The return of foodservice and retail had a big positive impact, with revenue from the business up 13%, followed by grocery which grew by 9%, both helped by higher prices.
North America, the company’s largest region, saw underlying revenue increase 6.1% to £7.4 billion, while growth accelerated to 12.2% in the UK and Ireland and 7.9% in Continental Europe.
The firm bolstered growth with 12 acquisitions during the year across multiple sectors and geographies as it took advantage of attractive prices for assets to build scale in its key markets.
At the same time, it optimized its portfolio with the sale of its relatively small UK healthcare division to Dutch firm Mediq.
AN ENVIABLE TRACK RECORD
On top of the strong underlying performance of the business, investors cheered the 11% increase in the final dividend to 45.4p which took the total payout for 2022 to 62.7p, a 10% increase on the previous year.

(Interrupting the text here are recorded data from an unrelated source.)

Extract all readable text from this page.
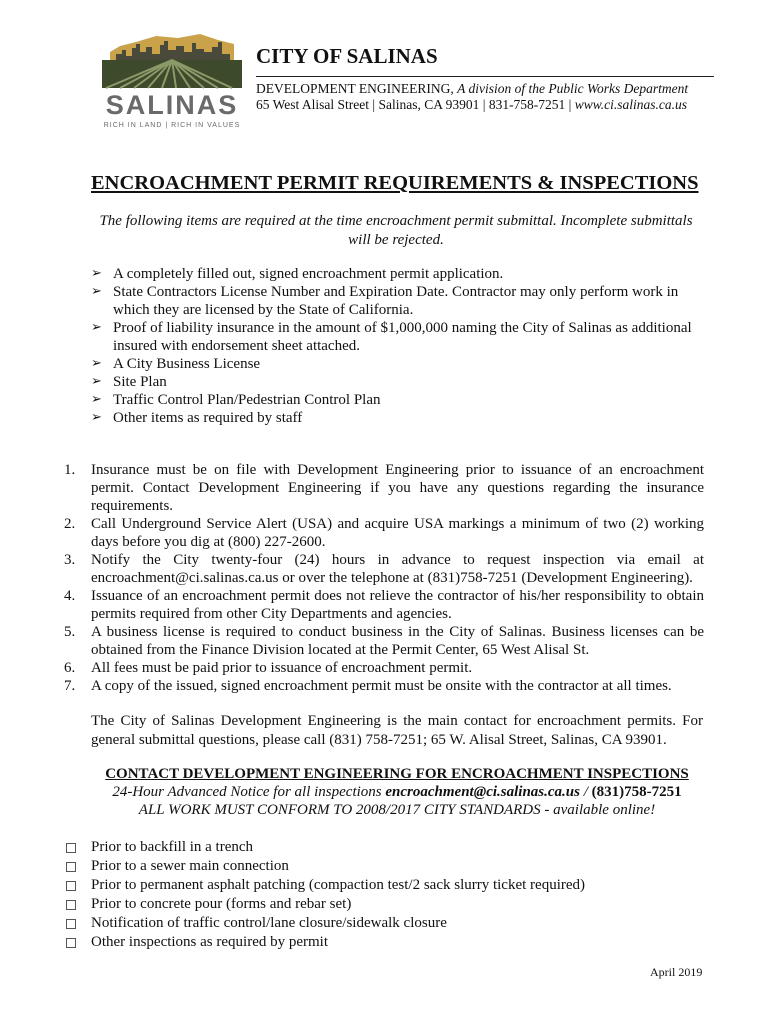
SALINAS
RICH IN LAND | RICH IN VALUES
CITY OF SALINAS
DEVELOPMENT ENGINEERING, A division of the Public Works Department
65 West Alisal Street | Salinas, CA 93901 | 831-758-7251 | www.ci.salinas.ca.us
ENCROACHMENT PERMIT REQUIREMENTS & INSPECTIONS
The following items are required at the time encroachment permit submittal. Incomplete submittals will be rejected.
➢ A completely filled out, signed encroachment permit application.
➢ State Contractors License Number and Expiration Date. Contractor may only perform work in which they are licensed by the State of California.
➢ Proof of liability insurance in the amount of $1,000,000 naming the City of Salinas as additional insured with endorsement sheet attached.
➢ A City Business License
➢ Site Plan
➢ Traffic Control Plan/Pedestrian Control Plan
➢ Other items as required by staff
1. Insurance must be on file with Development Engineering prior to issuance of an encroachment permit. Contact Development Engineering if you have any questions regarding the insurance requirements.
2. Call Underground Service Alert (USA) and acquire USA markings a minimum of two (2) working days before you dig at (800) 227-2600.
3. Notify the City twenty-four (24) hours in advance to request inspection via email at encroachment@ci.salinas.ca.us or over the telephone at (831)758-7251 (Development Engineering).
4. Issuance of an encroachment permit does not relieve the contractor of his/her responsibility to obtain permits required from other City Departments and agencies.
5. A business license is required to conduct business in the City of Salinas. Business licenses can be obtained from the Finance Division located at the Permit Center, 65 West Alisal St.
6. All fees must be paid prior to issuance of encroachment permit.
7. A copy of the issued, signed encroachment permit must be onsite with the contractor at all times.
The City of Salinas Development Engineering is the main contact for encroachment permits. For general submittal questions, please call (831) 758-7251; 65 W. Alisal Street, Salinas, CA 93901.
CONTACT DEVELOPMENT ENGINEERING FOR ENCROACHMENT INSPECTIONS
24-Hour Advanced Notice for all inspections encroachment@ci.salinas.ca.us / (831)758-7251
ALL WORK MUST CONFORM TO 2008/2017 CITY STANDARDS - available online!
Prior to backfill in a trench
Prior to a sewer main connection
Prior to permanent asphalt patching (compaction test/2 sack slurry ticket required)
Prior to concrete pour (forms and rebar set)
Notification of traffic control/lane closure/sidewalk closure
Other inspections as required by permit
April 2019
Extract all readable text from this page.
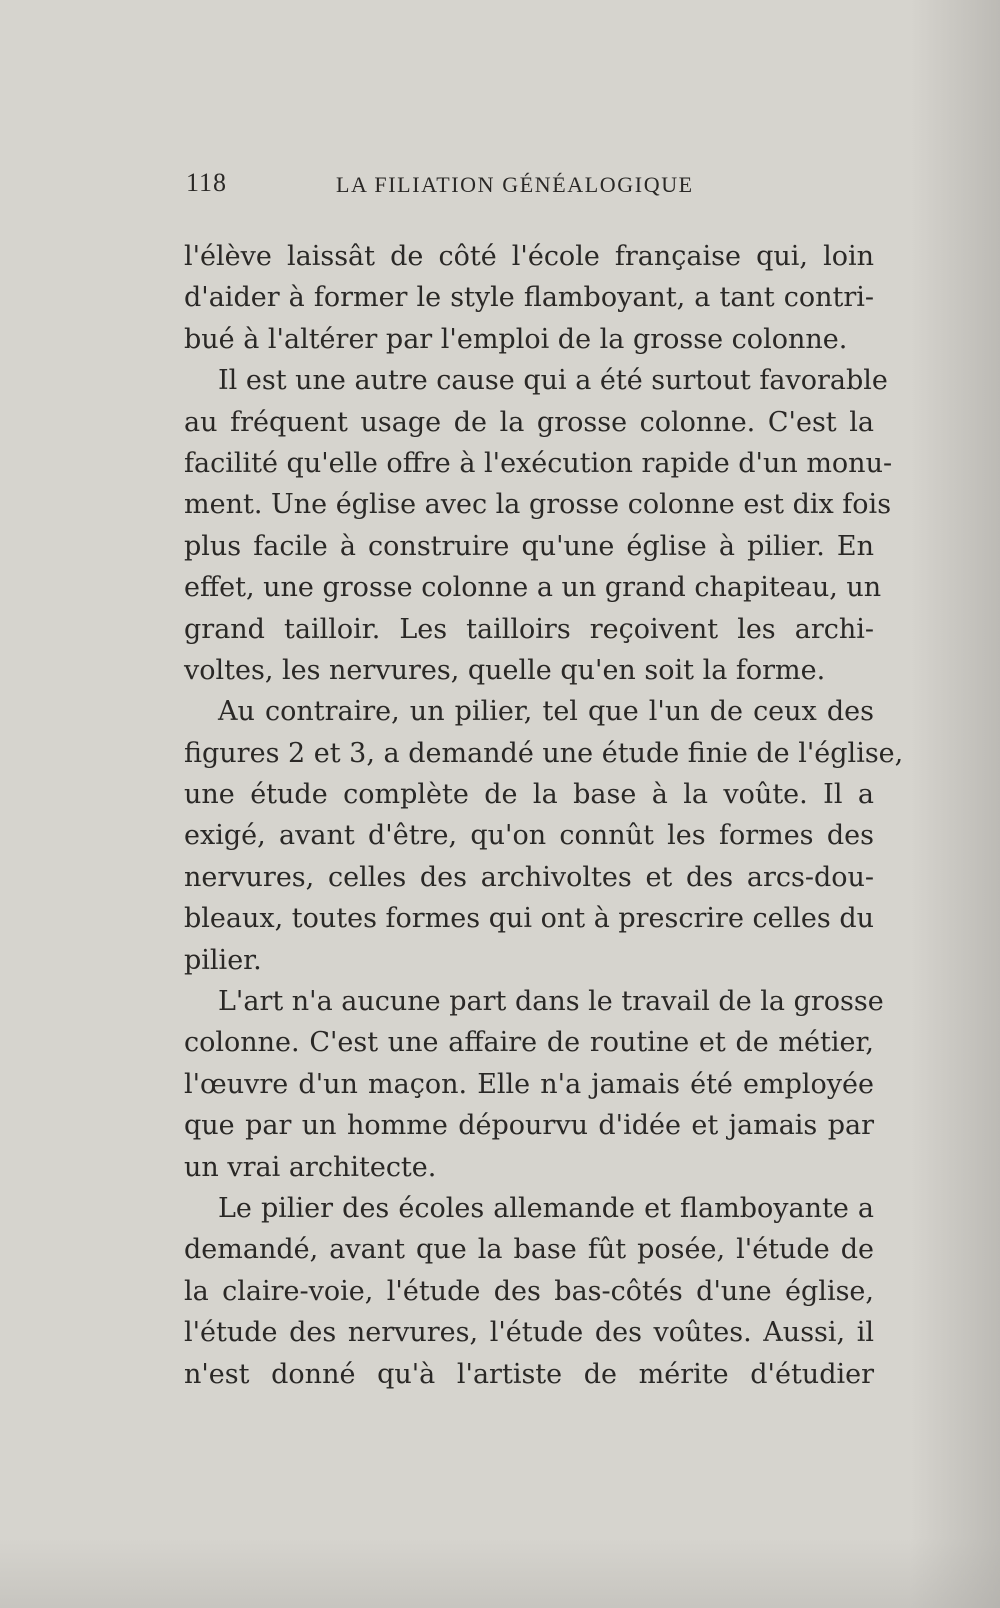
118	LA FILIATION GÉNÉALOGIQUE
l'élève laissât de côté l'école française qui, loin
d'aider à former le style flamboyant, a tant contri-
bué à l'altérer par l'emploi de la grosse colonne.
Il est une autre cause qui a été surtout favorable
au fréquent usage de la grosse colonne. C'est la
facilité qu'elle offre à l'exécution rapide d'un monu-
ment. Une église avec la grosse colonne est dix fois
plus facile à construire qu'une église à pilier. En
effet, une grosse colonne a un grand chapiteau, un
grand tailloir. Les tailloirs reçoivent les archi-
voltes, les nervures, quelle qu'en soit la forme.
Au contraire, un pilier, tel que l'un de ceux des
figures 2 et 3, a demandé une étude finie de l'église,
une étude complète de la base à la voûte. Il a
exigé, avant d'être, qu'on connût les formes des
nervures, celles des archivoltes et des arcs-dou-
bleaux, toutes formes qui ont à prescrire celles du
pilier.
L'art n'a aucune part dans le travail de la grosse
colonne. C'est une affaire de routine et de métier,
l'œuvre d'un maçon. Elle n'a jamais été employée
que par un homme dépourvu d'idée et jamais par
un vrai architecte.
Le pilier des écoles allemande et flamboyante a
demandé, avant que la base fût posée, l'étude de
la claire-voie, l'étude des bas-côtés d'une église,
l'étude des nervures, l'étude des voûtes. Aussi, il
n'est donné qu'à l'artiste de mérite d'étudier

That means Bunzl has increased its dividend for 30 years in a row, a record which few other firms can equal or better.
While the firm cautioned this year’s earnings per share would be ‘moderately lower’ due to higher interest rates and a higher tax rate, with the pay-out more than twice covered last year (62.7p against basic EPS of 141.7p per share) it seems unlikely the board would want to break its long record of raising the dividend.